When he returned to Edinburgh that year, no one was interested in his lectures. But by 1819, he had four students, then in 1820 he had nine. The next two years saw that number increase. He rented a convening room using funds from the Highland Society of Scotland and gave his first official lecture in 1823. Forty-six lectures followed, with a group of 25 men.

The school progressed in size from there, and students also took lectures at the medical school. By 1828, he had put in place examinations to qualify students to “practise the veterinary art”.

By 1844, 800 men had attended the college and half had qualified. When he died in 1866, the 818 students that had qualified could be found all over the world, and founding vet schools in Liverpool, Glasgow, Canada, the US, Ireland and Australia.

He left the school to the council and it was incorporated into the University’s College of Medicine & Veterinary Medicine by 1964. It moved from Clyde Street to Summerhall and finally to Easter Bush. Some of the original features, such as his statue, the stained glass windows, a lecture theatre bust and the stone horse from atop the original college can be found around my school!

So here we are, continuing the world-famous legacy of the Dick Vet, spending significantly more time with significantly more women and a (thankfully) significantly higher pass rate.

And here I am, with my proof of studentship, and my friends:


If only Professor Dick could see us now… if only he could have seen me, a student of his prestigious veterinary institution, flinging water, buckets and disinfectant around a barn in a desperate attempt to pass my biosecurity exam.

Yep. I sat my biosec exam on Thursday. And I couldn’t even hazard a guess at to whether or not I’ve passed. To have someone watch you wash yourself head to toe, even fully clothed, is a very strange experience. I was too slow, despite hurriedly flinging water everywhere, and I don’t think I finished in the allotted time. But many people pass if they’re close to the end of the procedure. I’ll find out tomorrow.

In comparison, the rest of the week was quiet, civilised, sometimes quite boring. Particularly cell bio. These lectures, and the recent anatomy ones, started with people frantically trying to understand and take notes as the lecturer rattled through the material. Now we just sit and stare in the hope that information might osmose into our skulls.

But this week I have cattle handling and head dissections to do! In other words – I’m going to meet my dead dog. No doubt there will be much to talk about.

In the meantime, I’ll leave you with this gem:

On the way down to brunch today, I got into my lift… and immediately regretted it. For a whole floor’s journey I repeatedly hit the “open doors” button in a desperate bid to get out. Why?
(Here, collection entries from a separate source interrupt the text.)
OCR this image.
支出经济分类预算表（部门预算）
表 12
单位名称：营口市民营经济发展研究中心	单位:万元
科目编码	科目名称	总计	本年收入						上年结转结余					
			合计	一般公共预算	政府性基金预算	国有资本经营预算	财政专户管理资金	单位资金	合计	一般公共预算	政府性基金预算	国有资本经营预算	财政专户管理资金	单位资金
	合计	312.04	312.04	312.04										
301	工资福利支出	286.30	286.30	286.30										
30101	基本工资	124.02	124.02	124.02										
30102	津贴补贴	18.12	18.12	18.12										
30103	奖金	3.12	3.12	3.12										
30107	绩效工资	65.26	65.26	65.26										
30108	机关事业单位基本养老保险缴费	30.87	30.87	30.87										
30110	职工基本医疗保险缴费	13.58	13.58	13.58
Because smeared across the floor of the lift was a sloppy human poo, and I hadn’t noticed quick enough to escape before the doors shut. And so after taking the stairs the rest of the way and describing the scene to my dear friends over our meal, I went to security to report the mess.

And just as I finish this post, I see the disgruntled officer leaving the entrance to Chancellor’s with a bucket, mop, gloves and doggy bag. Because it’s Sunday afternoon and she couldn’t pass the buck on to the porters, because they’re all at home. Ha.